The city can provide a map to single family detached residential property owners having over 2,800 square feet of impervious area in the large single family residential tier. To request a map, please email us at firstname.lastname@example.org
Property owners in the large single family tier may submit an appeal for an error in impervious area consistent with the adopted ordinance. More information on Appeals is available on the Stormwater Utility Fee Information webpage.
8. No stormwater runs off my property, can I appeal or get a credit?
The reason for adopting the Stormwater Utility Fee was to more equitably fund the installation of costly new stormwater infrastructure to meet state and federal mandates for cleaning up the Chesapeake Bay. However, the fee also funds operations and maintenance of the existing stormwater drainage infrastructure, to include routine cleaning and repairs, to mitigate nuisance flooding and protect local water quality. Once the City meets the Chesapeake Bay mandates, we’ll need to operate and maintain the new and existing stormwater drainage infrastructure, as well as continue to administer other aspects of the stormwater management program.
No property can infiltrate or store runoff from every storm just as no storm drainage system can handle every storm. Drainage systems, including storm drains, pipes, ditches and creeks, are designed to hold a specific amount of stormwater. After the Phase 2 credit policy is adopted, homeowners can apply for a partial credit off their fee for eligible stormwater management practices. Most eligible practices are designed to manage the runoff from smaller, more frequent storms. This is intentional, as management of stormwater from small storms makes a dramatic impact on water quality as most pollutants are picked up by the first few inches of rain runoff into our local waterways and stormwater BMPs on private property potentially contribute to the meeting the City's mandated Chesapeake Bay Pollution Reduction Goals. Only a partial credit is offered, because the City provides other stormwater stormwater management services described above, including stormwater management on public land and street right-of-ways.
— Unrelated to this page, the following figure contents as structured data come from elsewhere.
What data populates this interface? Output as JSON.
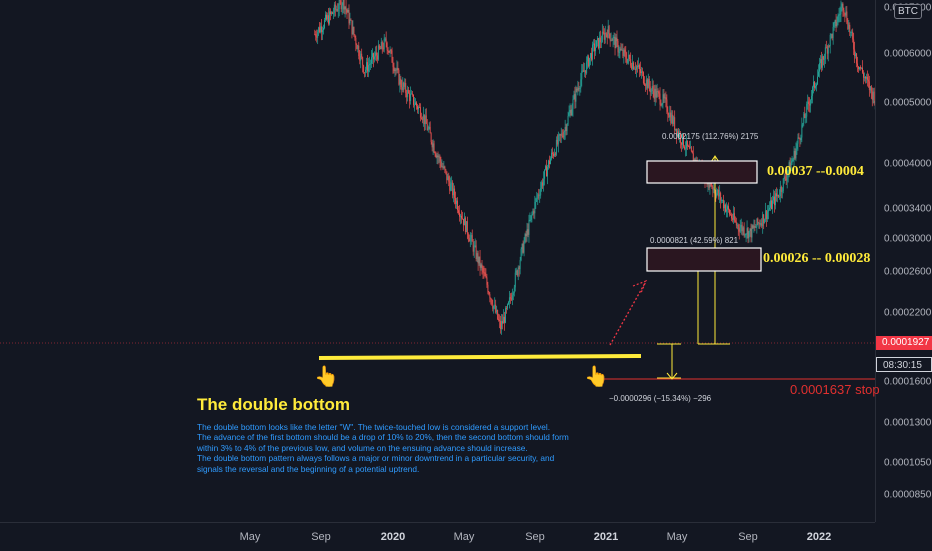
{
  "symbol_badge": "BTC",
  "chart_data": {
    "type": "candlestick",
    "y_axis_scale": "log",
    "ylim": [
      8e-05,
      0.0007
    ],
    "y_ticks": [
      "0.0007000",
      "0.0006000",
      "0.0005000",
      "0.0004000",
      "0.0003400",
      "0.0003000",
      "0.0002600",
      "0.0002200",
      "0.0001600",
      "0.0001300",
      "0.0001050",
      "0.0000850"
    ],
    "x_ticks": [
      {
        "label": "May",
        "bold": false
      },
      {
        "label": "Sep",
        "bold": false
      },
      {
        "label": "2020",
        "bold": true
      },
      {
        "label": "May",
        "bold": false
      },
      {
        "label": "Sep",
        "bold": false
      },
      {
        "label": "2021",
        "bold": true
      },
      {
        "label": "May",
        "bold": false
      },
      {
        "label": "Sep",
        "bold": false
      },
      {
        "label": "2022",
        "bold": true
      }
    ],
    "price_path": [
      [
        0.52,
        0.00062
      ],
      [
        0.6,
        0.00072
      ],
      [
        0.66,
        0.00053
      ],
      [
        0.72,
        0.0006
      ],
      [
        0.76,
        0.0005
      ],
      [
        0.82,
        0.00044
      ],
      [
        0.86,
        0.00037
      ],
      [
        0.9,
        0.00032
      ],
      [
        0.95,
        0.00026
      ],
      [
        1.0,
        0.00021
      ],
      [
        1.04,
        0.000172
      ],
      [
        1.06,
        0.000186
      ],
      [
        1.1,
        0.00024
      ],
      [
        1.14,
        0.0003
      ],
      [
        1.18,
        0.00036
      ],
      [
        1.22,
        0.00041
      ],
      [
        1.26,
        0.0005
      ],
      [
        1.3,
        0.00058
      ],
      [
        1.34,
        0.00063
      ],
      [
        1.38,
        0.00057
      ],
      [
        1.42,
        0.00054
      ],
      [
        1.46,
        0.00049
      ],
      [
        1.5,
        0.00046
      ],
      [
        1.54,
        0.0004
      ],
      [
        1.58,
        0.00036
      ],
      [
        1.62,
        0.00033
      ],
      [
        1.66,
        0.0003
      ],
      [
        1.7,
        0.00027
      ],
      [
        1.74,
        0.00026
      ],
      [
        1.78,
        0.00028
      ],
      [
        1.82,
        0.00031
      ],
      [
        1.86,
        0.00036
      ],
      [
        1.9,
        0.00045
      ],
      [
        1.94,
        0.00055
      ],
      [
        1.98,
        0.00065
      ],
      [
        2.0,
        0.00071
      ],
      [
        2.04,
        0.00055
      ],
      [
        2.08,
        0.00048
      ],
      [
        2.12,
        0.00044
      ],
      [
        2.16,
        0.00042
      ],
      [
        2.2,
        0.00038
      ],
      [
        2.24,
        0.00034
      ],
      [
        2.28,
        0.0003
      ],
      [
        2.32,
        0.00027
      ],
      [
        2.36,
        0.00025
      ],
      [
        2.4,
        0.00021
      ],
      [
        2.44,
        0.000176
      ],
      [
        2.46,
        0.000185
      ],
      [
        2.48,
        0.000193
      ]
    ],
    "last_price": "0.0001927",
    "countdown": "08:30:15"
  },
  "annotations": {
    "title": "The double bottom",
    "description": [
      "The double bottom looks like the letter \"W\". The twice-touched low is considered a support level.",
      "The advance of the first bottom should be a drop of 10% to 20%, then the second bottom should form",
      "within 3% to 4% of the previous low, and volume on the ensuing advance should increase.",
      "The double bottom pattern always follows a major or minor downtrend in a particular security, and",
      "signals the reversal and the beginning of a potential uptrend."
    ],
    "target1_label": "0.00026 -- 0.00028",
    "target2_label": "0.00037 --0.0004",
    "measure1": "0.0000821 (42.59%) 821",
    "measure2": "0.0002175 (112.76%) 2175",
    "stop_measure": "−0.0000296 (−15.34%) −296",
    "stop_label": "0.0001637 stop",
    "hand_icon": "pointing-hand-icon",
    "colors": {
      "support_line": "#ffeb3b",
      "up_candle": "#26a69a",
      "down_candle": "#ef5350",
      "stop_line": "#e0302f",
      "last_price_tag": "#f23645"
    }
  }
}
Property owners can appeal their fee if an error was made in billing (see more on the Stormwater Utility Fee Information webpage). Note that the appeals process is different from the credit application process. Appeals are due within 30 days of billing. Credit applications will be due during the annual application window from December 1st to February 15.
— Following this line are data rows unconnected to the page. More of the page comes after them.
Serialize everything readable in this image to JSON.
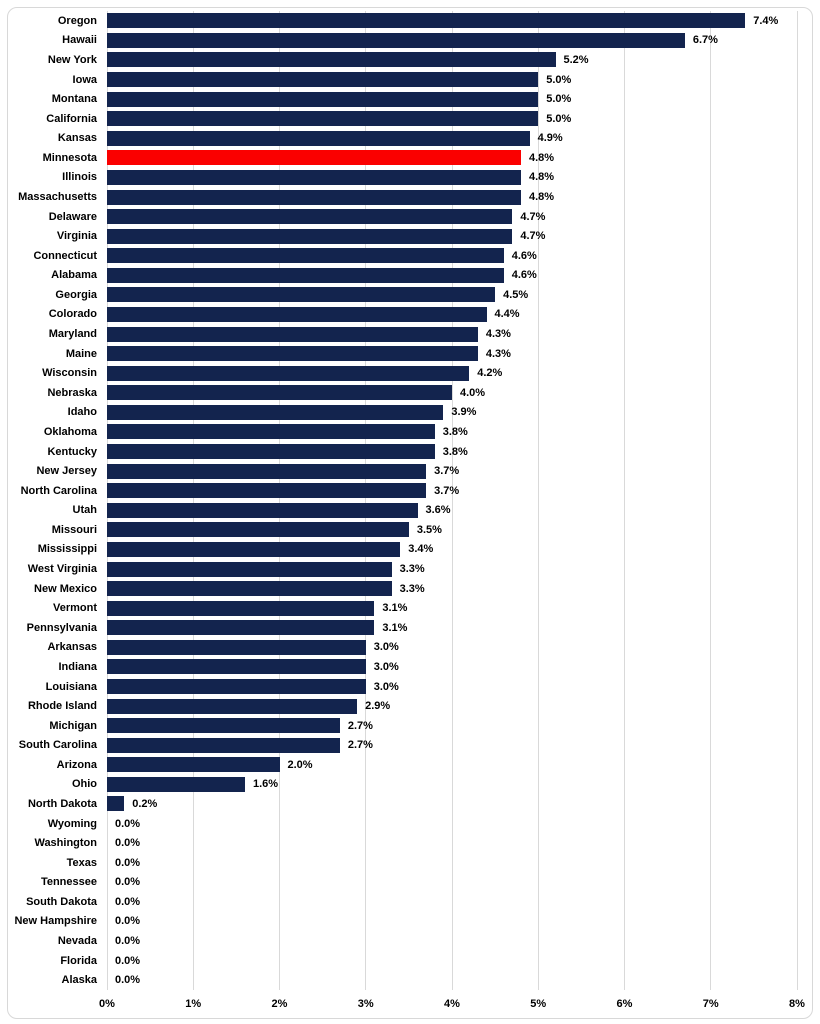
{
  "chart_data": {
    "type": "bar",
    "orientation": "horizontal",
    "title": "",
    "xlabel": "",
    "ylabel": "",
    "xlim": [
      0,
      8
    ],
    "grid": true,
    "gridline_color": "#d9d9d9",
    "bar_color": "#13244e",
    "highlight_color": "#fa0000",
    "highlight_category": "Minnesota",
    "x_ticks": [
      "0%",
      "1%",
      "2%",
      "3%",
      "4%",
      "5%",
      "6%",
      "7%",
      "8%"
    ],
    "x_tick_values": [
      0,
      1,
      2,
      3,
      4,
      5,
      6,
      7,
      8
    ],
    "categories": [
      "Oregon",
      "Hawaii",
      "New York",
      "Iowa",
      "Montana",
      "California",
      "Kansas",
      "Minnesota",
      "Illinois",
      "Massachusetts",
      "Delaware",
      "Virginia",
      "Connecticut",
      "Alabama",
      "Georgia",
      "Colorado",
      "Maryland",
      "Maine",
      "Wisconsin",
      "Nebraska",
      "Idaho",
      "Oklahoma",
      "Kentucky",
      "New Jersey",
      "North Carolina",
      "Utah",
      "Missouri",
      "Mississippi",
      "West Virginia",
      "New Mexico",
      "Vermont",
      "Pennsylvania",
      "Arkansas",
      "Indiana",
      "Louisiana",
      "Rhode Island",
      "Michigan",
      "South Carolina",
      "Arizona",
      "Ohio",
      "North Dakota",
      "Wyoming",
      "Washington",
      "Texas",
      "Tennessee",
      "South Dakota",
      "New Hampshire",
      "Nevada",
      "Florida",
      "Alaska"
    ],
    "values": [
      7.4,
      6.7,
      5.2,
      5.0,
      5.0,
      5.0,
      4.9,
      4.8,
      4.8,
      4.8,
      4.7,
      4.7,
      4.6,
      4.6,
      4.5,
      4.4,
      4.3,
      4.3,
      4.2,
      4.0,
      3.9,
      3.8,
      3.8,
      3.7,
      3.7,
      3.6,
      3.5,
      3.4,
      3.3,
      3.3,
      3.1,
      3.1,
      3.0,
      3.0,
      3.0,
      2.9,
      2.7,
      2.7,
      2.0,
      1.6,
      0.2,
      0.0,
      0.0,
      0.0,
      0.0,
      0.0,
      0.0,
      0.0,
      0.0,
      0.0
    ],
    "value_labels": [
      "7.4%",
      "6.7%",
      "5.2%",
      "5.0%",
      "5.0%",
      "5.0%",
      "4.9%",
      "4.8%",
      "4.8%",
      "4.8%",
      "4.7%",
      "4.7%",
      "4.6%",
      "4.6%",
      "4.5%",
      "4.4%",
      "4.3%",
      "4.3%",
      "4.2%",
      "4.0%",
      "3.9%",
      "3.8%",
      "3.8%",
      "3.7%",
      "3.7%",
      "3.6%",
      "3.5%",
      "3.4%",
      "3.3%",
      "3.3%",
      "3.1%",
      "3.1%",
      "3.0%",
      "3.0%",
      "3.0%",
      "2.9%",
      "2.7%",
      "2.7%",
      "2.0%",
      "1.6%",
      "0.2%",
      "0.0%",
      "0.0%",
      "0.0%",
      "0.0%",
      "0.0%",
      "0.0%",
      "0.0%",
      "0.0%",
      "0.0%"
    ]
  }
}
9. What are stormwater Best Management Practices or BMPs?
Best management practices (BMPs) treat stormwater runoff from an impervious surface by improving its water quality. BMPs can include structural or nonstructural management practices that include large regional ponds treating hundreds of acres or smaller BMPs treating a portion of a single family residential roof or lot.
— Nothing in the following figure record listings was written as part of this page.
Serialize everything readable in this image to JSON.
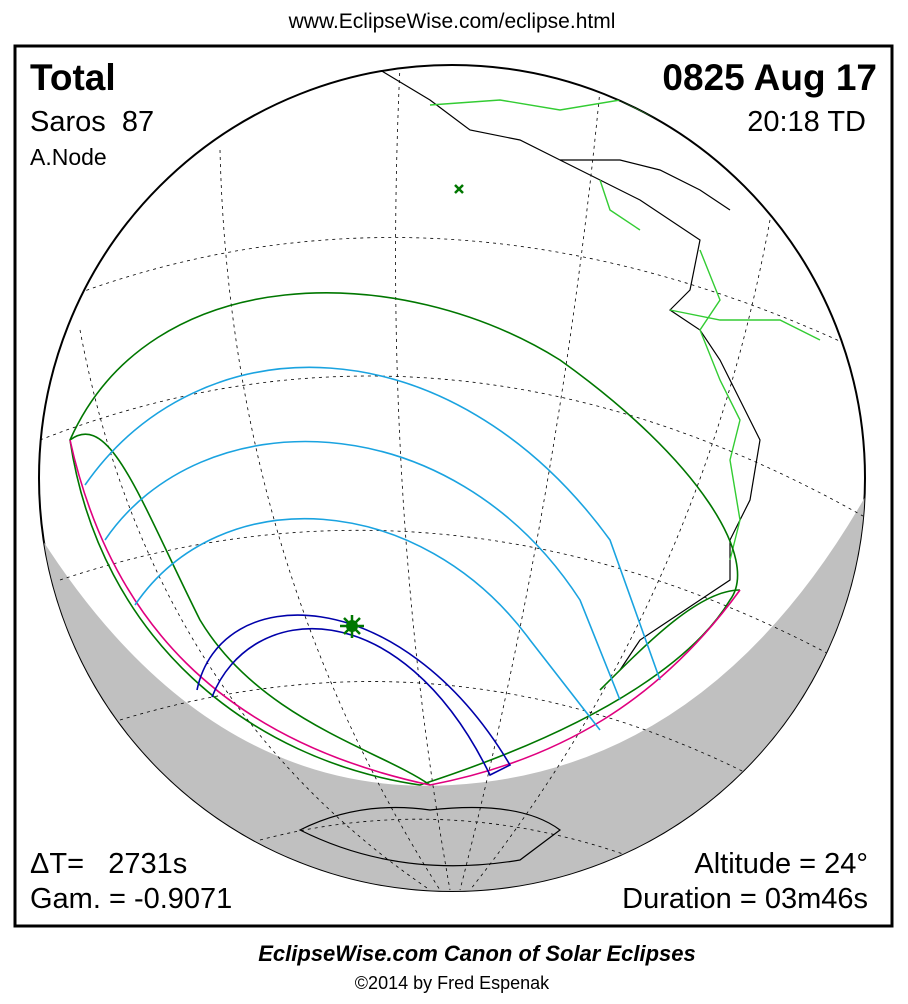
{
  "header": {
    "url": "www.EclipseWise.com/eclipse.html"
  },
  "panel": {
    "type_label": "Total",
    "saros": "Saros  87",
    "node": "A.Node",
    "date": "0825 Aug 17",
    "time": "20:18 TD",
    "delta_t": "ΔT=   2731s",
    "gamma": "Gam. = -0.9071",
    "altitude": "Altitude = 24°",
    "duration": "Duration = 03m46s"
  },
  "footer": {
    "title": "EclipseWise.com Canon of Solar Eclipses",
    "credit": "©2014 by Fred Espenak"
  }
}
For more information, including detailed design standards and specifications, check out the resources on post-construction BMPs from the Virginia Stormwater BMP Clearinghouse. Note that site conditions or homeowners’ association rules may preclude the installation of certain practices on your property.
10. How can I get technical and financial assistance for installing BMPs?
Property owners who are interested in installing BMPs may apply to be receive financial incentives and technical assistance from the Virginia Conservation Assistance Program (VCAP). BMPs eligible for VCAP and cost-share funding may be eligible for credit in the Phase 2 Credit policy being developed in 2018.